As you already know, Turkey just wrapped up its local elections, which happen once every five years, on March 31. As with much of politics, a simple, direct answer to the question posed in the title of this piece does not exist.
Before proceeding, please understand that because of space limitations, I will simply refer to the Turkish parties by their acronyms, rather than first spelling out their names in full and providing the translations. If you want this level of detail and much more in the way of election results, please go to the web page prepared by Hurriyet, a major Turkish newspaper, and Wikipedia.
There were many twists and turns.

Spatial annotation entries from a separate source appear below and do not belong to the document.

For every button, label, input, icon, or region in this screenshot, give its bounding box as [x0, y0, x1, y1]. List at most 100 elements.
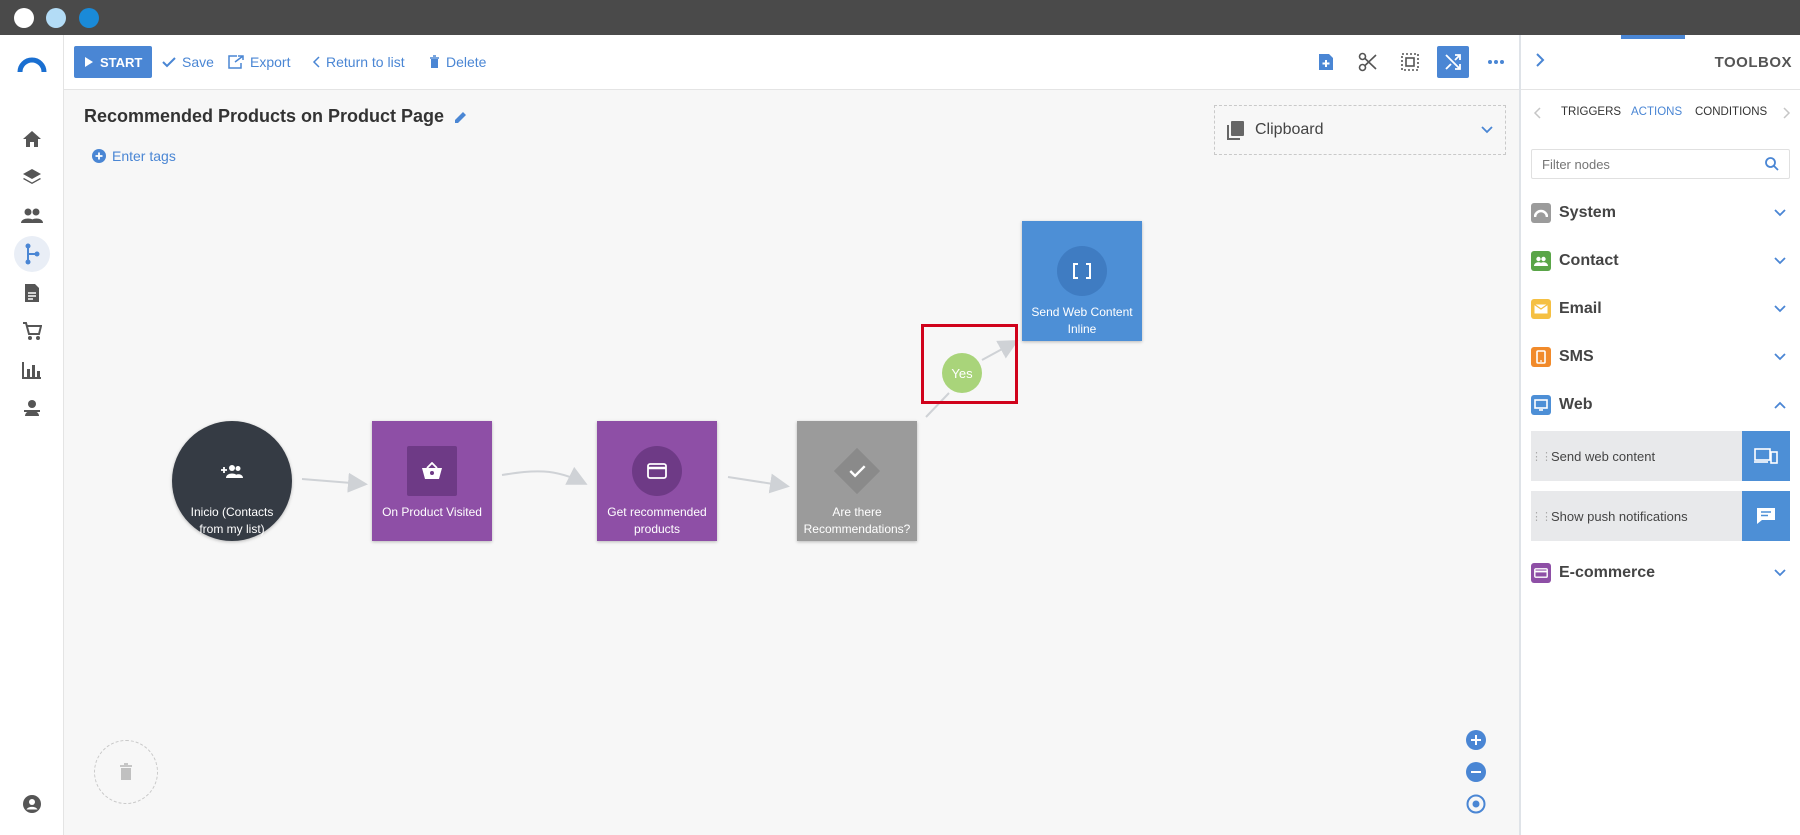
home-icon[interactable]: [14, 121, 50, 157]
toolbox-header: TOOLBOX: [1521, 35, 1800, 90]
start-button[interactable]: START: [74, 46, 153, 78]
export-icon: [228, 55, 244, 69]
add-note-icon[interactable]: [1310, 46, 1342, 78]
zoom-out-icon[interactable]: [1465, 761, 1487, 783]
category-sms[interactable]: SMS: [1531, 339, 1790, 375]
category-sms-label: SMS: [1559, 348, 1594, 365]
chevron-down-icon: [1774, 305, 1786, 313]
category-email[interactable]: Email: [1531, 291, 1790, 327]
account-icon[interactable]: [14, 786, 50, 822]
chevron-down-icon: [1774, 353, 1786, 361]
toolbox-title: TOOLBOX: [1714, 54, 1792, 71]
check-diamond-icon: [832, 446, 882, 496]
agent-icon[interactable]: [14, 390, 50, 426]
collapse-toolbox-icon[interactable]: [1535, 52, 1545, 68]
start-node[interactable]: Inicio (Contacts from my list): [172, 421, 292, 541]
basket-icon: [407, 446, 457, 496]
system-icon: [1531, 203, 1551, 223]
active-tab-indicator: [1621, 35, 1685, 39]
workflows-icon[interactable]: [14, 236, 50, 272]
condition-node[interactable]: Are there Recommendations?: [797, 421, 917, 541]
category-contact[interactable]: Contact: [1531, 243, 1790, 279]
chevron-down-icon: [1774, 209, 1786, 217]
delete-label: Delete: [446, 54, 487, 70]
document-icon[interactable]: [14, 275, 50, 311]
devices-icon: [1742, 431, 1790, 481]
check-icon: [162, 57, 176, 68]
center-view-icon[interactable]: [1465, 793, 1487, 815]
delete-button[interactable]: Delete: [429, 46, 486, 78]
window-maximize-dot[interactable]: [79, 8, 99, 28]
send-web-content-label: Send Web Content Inline: [1031, 305, 1133, 336]
shuffle-icon[interactable]: [1437, 46, 1469, 78]
play-icon: [85, 57, 93, 67]
show-push-notifications-item[interactable]: ⋮⋮ Show push notifications: [1531, 491, 1790, 541]
reports-icon[interactable]: [14, 352, 50, 388]
product-visited-node[interactable]: On Product Visited: [372, 421, 492, 541]
trash-dropzone[interactable]: [94, 740, 158, 804]
window-close-dot[interactable]: [14, 8, 34, 28]
yes-badge[interactable]: Yes: [942, 353, 982, 393]
return-label: Return to list: [326, 54, 405, 70]
recommended-products-label: Get recommended products: [607, 505, 707, 536]
contact-icon: [1531, 251, 1551, 271]
connector-2[interactable]: [501, 466, 588, 485]
scissors-icon[interactable]: [1352, 46, 1384, 78]
filter-nodes-input[interactable]: [1542, 156, 1765, 172]
monitor-icon: [1531, 395, 1551, 415]
tab-conditions[interactable]: CONDITIONS: [1695, 106, 1767, 118]
recommended-products-node[interactable]: Get recommended products: [597, 421, 717, 541]
category-contact-label: Contact: [1559, 252, 1619, 269]
send-web-content-node[interactable]: Send Web Content Inline: [1022, 221, 1142, 341]
yes-label: Yes: [951, 365, 973, 381]
ecommerce-icon: [1531, 563, 1551, 583]
condition-label: Are there Recommendations?: [803, 505, 911, 536]
drag-handle-icon[interactable]: ⋮⋮: [1531, 450, 1552, 463]
cart-icon[interactable]: [14, 313, 50, 349]
window-minimize-dot[interactable]: [46, 8, 66, 28]
tabs-next-icon[interactable]: [1783, 107, 1791, 119]
save-button[interactable]: Save: [162, 46, 214, 78]
category-web[interactable]: Web: [1531, 387, 1790, 423]
search-icon[interactable]: [1765, 157, 1779, 171]
workflow-canvas[interactable]: Recommended Products on Product Page Ent…: [64, 90, 1519, 835]
trash-icon: [430, 55, 439, 68]
select-all-icon[interactable]: [1394, 46, 1426, 78]
logo-icon[interactable]: [14, 46, 50, 82]
drag-handle-icon[interactable]: ⋮⋮: [1531, 510, 1552, 523]
show-push-notifications-item-label: Show push notifications: [1551, 508, 1688, 524]
phone-icon: [1531, 347, 1551, 367]
send-web-content-item-label: Send web content: [1551, 448, 1656, 464]
save-label: Save: [182, 54, 214, 70]
category-ecommerce-label: E-commerce: [1559, 564, 1656, 581]
product-visited-label: On Product Visited: [382, 505, 482, 519]
return-to-list-button[interactable]: Return to list: [312, 46, 405, 78]
export-button[interactable]: Export: [228, 46, 290, 78]
contacts-icon[interactable]: [14, 198, 50, 234]
category-system-label: System: [1559, 204, 1616, 221]
export-label: Export: [250, 54, 291, 70]
category-ecommerce[interactable]: E-commerce: [1531, 555, 1790, 591]
toolbox-panel: TOOLBOX TRIGGERS ACTIONS CONDITIONS Syst…: [1519, 35, 1800, 835]
tab-triggers[interactable]: TRIGGERS: [1561, 106, 1621, 118]
connector-1[interactable]: [301, 472, 368, 493]
chevron-down-icon: [1774, 257, 1786, 265]
tab-actions[interactable]: ACTIONS: [1631, 106, 1682, 118]
add-contacts-icon: [207, 446, 257, 496]
category-web-label: Web: [1559, 396, 1593, 413]
send-web-content-item[interactable]: ⋮⋮ Send web content: [1531, 431, 1790, 481]
more-options-icon[interactable]: [1480, 46, 1512, 78]
connector-3[interactable]: [727, 473, 790, 494]
tabs-prev-icon[interactable]: [1533, 107, 1541, 119]
category-system[interactable]: System: [1531, 195, 1790, 231]
layers-icon[interactable]: [14, 159, 50, 195]
zoom-in-icon[interactable]: [1465, 729, 1487, 751]
toolbox-tabs: TRIGGERS ACTIONS CONDITIONS: [1521, 90, 1800, 136]
email-icon: [1531, 299, 1551, 319]
trash-icon: [120, 763, 132, 780]
chat-icon: [1742, 491, 1790, 541]
filter-nodes-field[interactable]: [1531, 149, 1790, 179]
left-sidebar: [0, 35, 64, 835]
chevron-left-icon: [312, 56, 320, 68]
start-node-label: Inicio (Contacts from my list): [190, 505, 274, 536]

Early on, the pro-Kurdish HDP strategically decided NOT to run a candidate in certain cities to give the candidate put forth by the “Nation Alliance” of CHP and İYİ against Erdogan’s candidate a better chance of winning. This paid off handsomely in Ankara and Bolis (Constantinople/Istanbul) where the CHP candidate won, albeit with a very thin margin. Erdoğan is now pouting and attempting to flout the people’s will through various false or unfounded assertions of fraud. One such stratagem is his demand that certain ballots be invalidated even though those were the types of ballots that helped him win a few years ago.
Yet despite all the chaos, disruption and electoral mistrust Erdoğan is creating for his own narrow political interests (much as he did in 2015 when he reignited the war against the Kurds and in the aftermath of the 2016 attempted coup), the “People’s Alliance” of his AKP and MHP (the most right wing of the major Turkish parties) actually got the largest share of the popular vote at 51.64%. Compare this to CHP/İYİ’s 37.57% and everyone else’s (nine named and more minuscule parties) 10.79%.

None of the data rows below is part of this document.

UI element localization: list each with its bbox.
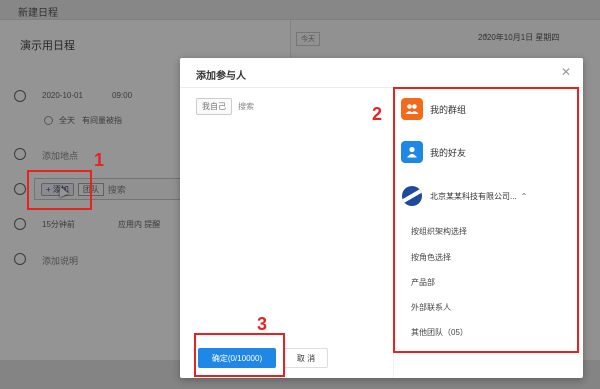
search-input[interactable]: 搜索 [238,101,254,112]
annotation-box-1 [27,170,92,210]
selected-participants: 我自己 搜索 [196,98,254,115]
dialog-title: 添加参与人 [196,71,246,82]
dialog-header: 添加参与人 ✕ [180,58,583,88]
annotation-number-3: 3 [257,314,268,334]
annotation-box-3 [194,333,285,377]
cancel-button[interactable]: 取 消 [284,348,328,368]
annotation-number-1: 1 [94,150,105,170]
close-icon[interactable]: ✕ [561,65,571,79]
selected-tag[interactable]: 我自己 [196,98,232,115]
annotation-number-2: 2 [372,104,383,124]
annotation-box-2 [393,87,579,353]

You might wonder what Erdoğan has to whine and complain about. He wasn’t running for office. It was not an election for parliament (the next one is scheduled for 2023) where his AKP still holds 291 of 600 seats and with support from allies has a comfortable majority of 341. And, his alliance won the most votes. What sticks in his craw is probably that the three largest cities Bolis, Ankara and Smyrna (Izmir) went to his opposition. Those three are home to more than a quarter of the country’s population, and Bolis is his former stronghold, where he started his political ascent as mayor in the 1990s. And, in Kurdish strongholds, the HDP made a strong showing and returned its members to mayoral offices where they had been removed under pretenses of supporting the “terrorist” PKK.
All this shows Erdoğan’s time in power may be coming to an end. Despite his tremendous political skill and acumen, the poor condition of the Turkish economy (probably worsened by the huge number refugees in the country from neighboring Syria where the mess is partially his responsibility) and Turkey’s current poor relations with many of its international “partners,” led people to turn away from him in these local elections.

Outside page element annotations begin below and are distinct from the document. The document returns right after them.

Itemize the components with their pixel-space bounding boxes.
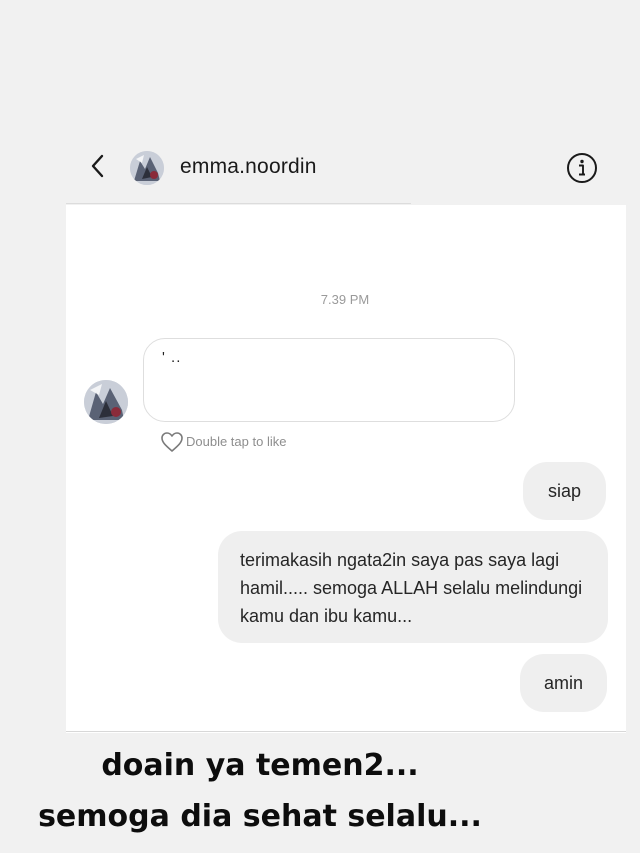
header-divider [66,203,411,204]
avatar[interactable] [130,151,164,185]
heart-icon[interactable] [160,431,184,453]
outgoing-message-text: siap [547,481,582,501]
sender-avatar[interactable] [84,380,128,424]
incoming-message-bubble[interactable]: ' .. [143,338,515,422]
chevron-left-icon[interactable] [86,152,110,180]
info-circle-icon[interactable] [566,152,598,184]
like-hint-text: Double tap to like [186,434,287,449]
incoming-message-text: ' .. [162,349,182,366]
message-timestamp: 7.39 PM [320,292,370,307]
caption-line-2: semoga dia sehat selalu... [38,799,482,834]
outgoing-message-bubble[interactable]: terimakasih ngata2in saya pas saya lagi … [218,531,608,643]
chat-header: emma.noordin [0,130,640,204]
outgoing-message-bubble[interactable]: siap [523,462,606,520]
outgoing-message-bubble[interactable]: amin [520,654,607,712]
username[interactable]: emma.noordin [180,155,317,179]
outgoing-message-text: amin [543,673,583,693]
caption-line-1: doain ya temen2... [101,748,419,783]
thread-divider [66,731,626,732]
outgoing-message-text: terimakasih ngata2in saya pas saya lagi … [240,550,583,626]
sender-avatar-image [84,380,128,424]
avatar-image [130,151,164,185]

Despite all this, I would not say “yes, Erdoğan lost” because he is still in office, controls parliament and has four years to patch things up before again having to face the electorate.
And what does all this mean for Armenians? Once again, there’s no clear answer. Depending on what his political sense of smell indicates, Erdoğan may return to the policies of the early years of his party’s time in power and liberalize. Or, he might continue the path of the last few years of pandering to the worst, most chauvinistic, and yes, even murderous and bloodthirsty, instincts within the Turkish polity. CHP is the party of Ataturk and has never been supportive of Armenian issues. İYİ, relatively new to the scene, occupies the same part of the political spectrum as CHP and is no Armenian-supporter.
Keep watching and supporting the HDP (including Garo Paylan) which is really the best hope for Turkey’s people and all the noncitizens of Turkey, including Armenians, upon whom Ankara has and will continue to have a major impact.